Neurological tests provide evidence that Freud's theory of dreams may have been right, says Mark Solms
It is not very fashionable now to believe in Freudian theories about how the mind works. Psychological explanations of mental functions are taken seriously only if they can be confirmed by neuroscientific experiments. Research that suggests that Freud's theory that dreams are caused by wishes and desires will probably prove controversial. But that is what my research indicates.
Neurological testing of theories about the origin of dreams began in the 1950s, when rapid eye movement sleep was discovered. Eighty per cent of dreams occur in this state of agitated sleep. In the 1960s and 1970s it was found that REM sleep is switched on by the pons, a part of the brainstem, and that the switch is a chemical one. This seemed proof that dreams are generated automatically by a chemical switch in a lowly part of the brain. It seemed that dreaming had nothing to do with higher mental functions such as "wishing".
But this mechanical conception of dreaming was based on an erroneous assumption. The researchers who isolated the brain mechanisms that control REM sleep assumed that the same mechanisms also control dreaming. This was understandable as the relevant experiments were performed on cats, who cannot tell us if they are dreaming or not. But it overlooked the "almost" in "almost all dreaming occurs in REM sleep".
What generates the 20 per cent of dreams that occur outside REM sleep? Why do most of these non-REM dreams occur soon after we fall asleep or just before we wake? And why are some non-REM dreams caused by complex partial seizures that affect only the higher parts of the brain, which control emotion and memory? These have nothing to do with the pons. Clearly there is something missing in the theory that dreams are generated by lower brainstem mechanisms in REM sleep.
I began to question the REM mechanical theory of dreaming when a patient told me that he had stopped dreaming since his stroke - which damaged only the higher forebrain, which controls spatial imagery. Intrigued, I studied more than 350 cases to determine how damage to different parts of the brain affects dreaming. I learned that people stop dreaming only when two specific parts of the higher forebrain are damaged. Damage to the lower brainstem (including the pons) does not result in dreamlessness.
It is perhaps not surprising that the part of the brain that controls spatial imagery is centrally implicated in dreaming.
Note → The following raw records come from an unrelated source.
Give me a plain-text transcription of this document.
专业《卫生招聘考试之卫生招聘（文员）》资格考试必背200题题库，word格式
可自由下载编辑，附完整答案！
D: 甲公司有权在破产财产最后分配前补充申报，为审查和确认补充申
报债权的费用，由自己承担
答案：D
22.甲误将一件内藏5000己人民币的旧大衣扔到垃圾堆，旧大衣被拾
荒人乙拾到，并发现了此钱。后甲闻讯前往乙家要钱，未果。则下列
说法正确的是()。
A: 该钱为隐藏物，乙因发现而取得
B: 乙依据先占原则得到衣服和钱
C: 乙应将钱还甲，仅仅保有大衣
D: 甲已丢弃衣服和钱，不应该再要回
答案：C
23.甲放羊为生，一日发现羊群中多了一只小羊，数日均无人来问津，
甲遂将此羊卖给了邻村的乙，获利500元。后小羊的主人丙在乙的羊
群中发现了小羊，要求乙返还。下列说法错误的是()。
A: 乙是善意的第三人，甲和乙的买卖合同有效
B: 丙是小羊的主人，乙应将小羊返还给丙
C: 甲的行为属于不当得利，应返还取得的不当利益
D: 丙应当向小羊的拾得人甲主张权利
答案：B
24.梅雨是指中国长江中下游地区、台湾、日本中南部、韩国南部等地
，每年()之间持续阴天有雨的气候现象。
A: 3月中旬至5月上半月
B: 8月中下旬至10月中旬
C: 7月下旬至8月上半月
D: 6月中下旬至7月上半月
But a more interesting finding concerns the ventromesial quadrant of the frontal lobes. Why should this region be essential for dreaming?
It contains a massive fibre pathway that transmits the chemical dopamine, and this pathway controls appetitive strivings (what Freud would have called "libidinal wishes"). Neurobiologists call this pathway the "seeking" or "wanting" circuit. It is stimulated by three drugs - cocaine, amphetamine and L-Dopa - which excite unusually vivid and frequent dreams but have no equivalent effects on REM. We also know that these dreams can be suppressed by dopamine blockers.
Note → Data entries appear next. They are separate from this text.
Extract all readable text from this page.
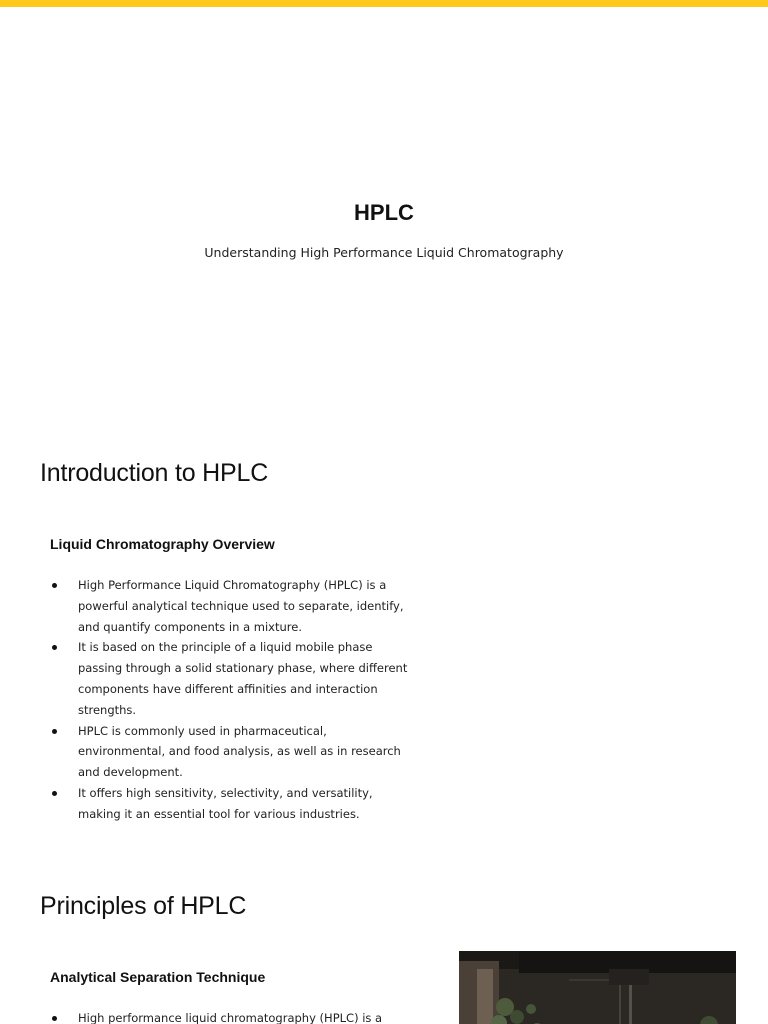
HPLC

Understanding High Performance Liquid Chromatography

Introduction to HPLC
Liquid Chromatography Overview
High Performance Liquid Chromatography (HPLC) is a powerful analytical technique used to separate, identify, and quantify components in a mixture.
It is based on the principle of a liquid mobile phase passing through a solid stationary phase, where different components have different affinities and interaction strengths.
HPLC is commonly used in pharmaceutical, environmental, and food analysis, as well as in research and development.
It offers high sensitivity, selectivity, and versatility, making it an essential tool for various industries.
Principles of HPLC
Analytical Separation Technique
High performance liquid chromatography (HPLC) is a
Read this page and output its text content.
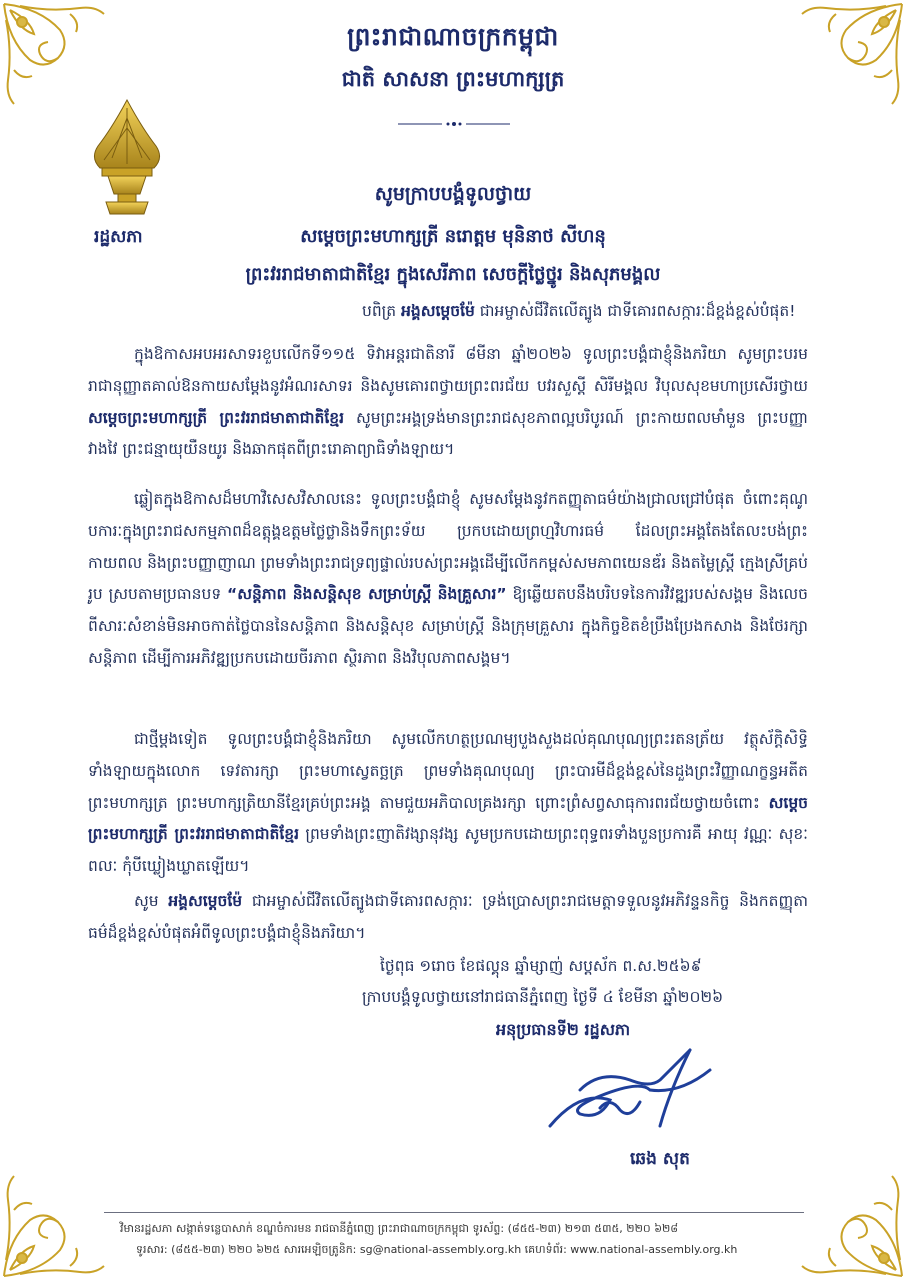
ព្រះរាជាណាចក្រកម្ពុជា
ជាតិ សាសនា ព្រះមហាក្សត្រ
រដ្ឋសភា
សូមក្រាបបង្គំទូលថ្វាយ
សម្ដេចព្រះមហាក្សត្រី នរោត្តម មុនិនាថ សីហនុ
ព្រះវររាជមាតាជាតិខ្មែរ ក្នុងសេរីភាព សេចក្ដីថ្លៃថ្នូរ និងសុភមង្គល
បពិត្រ អង្គសម្ដេចម៉ែ ជាអម្ចាស់ជីវិតលើត្បូង ជាទីគោរពសក្ការៈដ៏ខ្ពង់ខ្ពស់បំផុត!
ក្នុងឱកាសអបអរសាទរខួបលើកទី១១៥ ទិវាអន្តរជាតិនារី ៨មីនា ឆ្នាំ២០២៦ ទូលព្រះបង្គំជាខ្ញុំនិងភរិយា សូមព្រះបរមរាជានុញ្ញាតគាល់ឱនកាយសម្ដែងនូវអំណរសាទរ និងសូមគោរពថ្វាយព្រះពរជ័យ បវរសួស្ដី សិរីមង្គល វិបុលសុខមហាប្រសើរថ្វាយ សម្ដេចព្រះមហាក្សត្រី ព្រះវររាជមាតាជាតិខ្មែរ សូមព្រះអង្គទ្រង់មានព្រះរាជសុខភាពល្អបរិបូរណ៍ ព្រះកាយពលមាំមួន ព្រះបញ្ញាវាងវៃ ព្រះជន្មាយុយឺនយូរ និងឆាកផុតពីព្រះរោគាព្យាធិទាំងឡាយ។
ឆ្លៀតក្នុងឱកាសដ៏មហាវិសេសវិសាលនេះ ទូលព្រះបង្គំជាខ្ញុំ សូមសម្ដែងនូវកតញ្ញុតាធម៌យ៉ាងជ្រាលជ្រៅបំផុត ចំពោះគុណូបការៈក្នុងព្រះរាជសកម្មភាពដ៏ឧត្ដុង្គឧត្ដមថ្លៃថ្លានិងទឹកព្រះទ័យ ប្រកបដោយព្រហ្មវិហារធម៌ ដែលព្រះអង្គតែងតែលះបង់ព្រះកាយពល និងព្រះបញ្ញាញាណ ព្រមទាំងព្រះរាជទ្រព្យផ្ទាល់របស់ព្រះអង្គដើម្បីលើកកម្ពស់សមភាពយេនឌ័រ និងតម្លៃស្ត្រី ក្មេងស្រីគ្រប់រូប ស្របតាមប្រធានបទ “សន្តិភាព និងសន្តិសុខ សម្រាប់ស្ត្រី និងគ្រួសារ” ឱ្យឆ្លើយតបនឹងបរិបទនៃការវិវឌ្ឍរបស់សង្គម និងលេចពីសារៈសំខាន់មិនអាចកាត់ថ្លៃបាននៃសន្តិភាព និងសន្តិសុខ សម្រាប់ស្ត្រី និងក្រុមគ្រួសារ ក្នុងកិច្ចខិតខំប្រឹងប្រែងកសាង និងថែរក្សាសន្តិភាព ដើម្បីការអភិវឌ្ឍប្រកបដោយចីរភាព ស្ថិរភាព និងវិបុលភាពសង្គម។
ជាថ្មីម្ដងទៀត ទូលព្រះបង្គំជាខ្ញុំនិងភរិយា សូមលើកហត្ថប្រណម្យបួងសួងដល់គុណបុណ្យព្រះរតនត្រ័យ វត្ថុស័ក្ដិសិទ្ធិទាំងឡាយក្នុងលោក ទេវតារក្សា ព្រះមហាស្វេតច្ឆត្រ ព្រមទាំងគុណបុណ្យ ព្រះបារមីដ៏ខ្ពង់ខ្ពស់នៃដួងព្រះវិញ្ញាណក្ខន្ធអតីតព្រះមហាក្សត្រ ព្រះមហាក្សត្រិយានីខ្មែរគ្រប់ព្រះអង្គ តាមជួយអភិបាលគ្រងរក្សា ព្រោះព្រំសព្វសាធុការពរជ័យថ្វាយចំពោះ សម្ដេចព្រះមហាក្សត្រី ព្រះវររាជមាតាជាតិខ្មែរ ព្រមទាំងព្រះញាតិវង្សានុវង្ស សូមប្រកបដោយព្រះពុទ្ធពរទាំងបួនប្រការគឺ អាយុ វណ្ណៈ សុខៈ ពលៈ កុំបីឃ្លៀងឃ្លាតឡើយ។
សូម អង្គសម្ដេចម៉ែ ជាអម្ចាស់ជីវិតលើត្បូងជាទីគោរពសក្ការៈ ទ្រង់ប្រោសព្រះរាជមេត្តាទទួលនូវអភិវន្ទនកិច្ច និងកតញ្ញុតាធម៌ដ៏ខ្ពង់ខ្ពស់បំផុតអំពីទូលព្រះបង្គំជាខ្ញុំនិងភរិយា។
ថ្ងៃពុធ ១រោច ខែផល្គុន ឆ្នាំម្សាញ់ សប្តស័ក ព.ស.២៥៦៩
ក្រាបបង្គំទូលថ្វាយនៅរាជធានីភ្នំពេញ ថ្ងៃទី ៤ ខែមីនា ឆ្នាំ២០២៦
អនុប្រធានទី២ រដ្ឋសភា
ឆេង សុត
វិមានរដ្ឋសភា សង្កាត់ទន្លេបាសាក់ ខណ្ឌចំការមន រាជធានីភ្នំពេញ ព្រះរាជាណាចក្រកម្ពុជា ទូរស័ព្ទ: (៨៥៥-២៣) ២១៣ ៥៣៥, ២២០ ៦២៨
ទូរសារ: (៨៥៥-២៣) ២២០ ៦២៥ សារអេឡិចត្រូនិក: sg@national-assembly.org.kh គេហទំព័រ: www.national-assembly.org.kh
These findings suggest that many stimuli can trigger the dream process. REM is the most common; but stimulant drugs, complex partial seizures, falling asleep and waking can all trigger the dreaming process. The word "process" is important. Dreaming itself begins only when the stimulus that triggers the dreaming process attracts appetitive interest.
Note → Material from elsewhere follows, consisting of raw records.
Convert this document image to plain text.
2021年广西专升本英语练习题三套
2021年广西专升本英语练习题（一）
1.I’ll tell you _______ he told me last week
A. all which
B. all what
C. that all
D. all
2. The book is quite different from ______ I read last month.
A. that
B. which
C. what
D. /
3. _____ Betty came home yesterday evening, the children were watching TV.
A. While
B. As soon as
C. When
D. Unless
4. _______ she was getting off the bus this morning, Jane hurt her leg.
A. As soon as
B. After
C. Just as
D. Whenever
Appetitive interest (basal forebrain dopaminergic activation) is the final common path to dreaming. If this pathway is damaged by a stroke, for example, REM occurs without dreaming. Likewise, if it is excited by a dopamine stimulant, a limbic seizure or anything else, dreaming occurs without REM. The essential mechanism behind dreaming is not brainstem activation, not REM, but rather basal forebrain arousal - "wishing". It seems Freud may have been right about dreams.
Mark Solms is lecturer in psychology at University College London and in neurosurgery at St Bartholomew's and Royal London School of Medicine.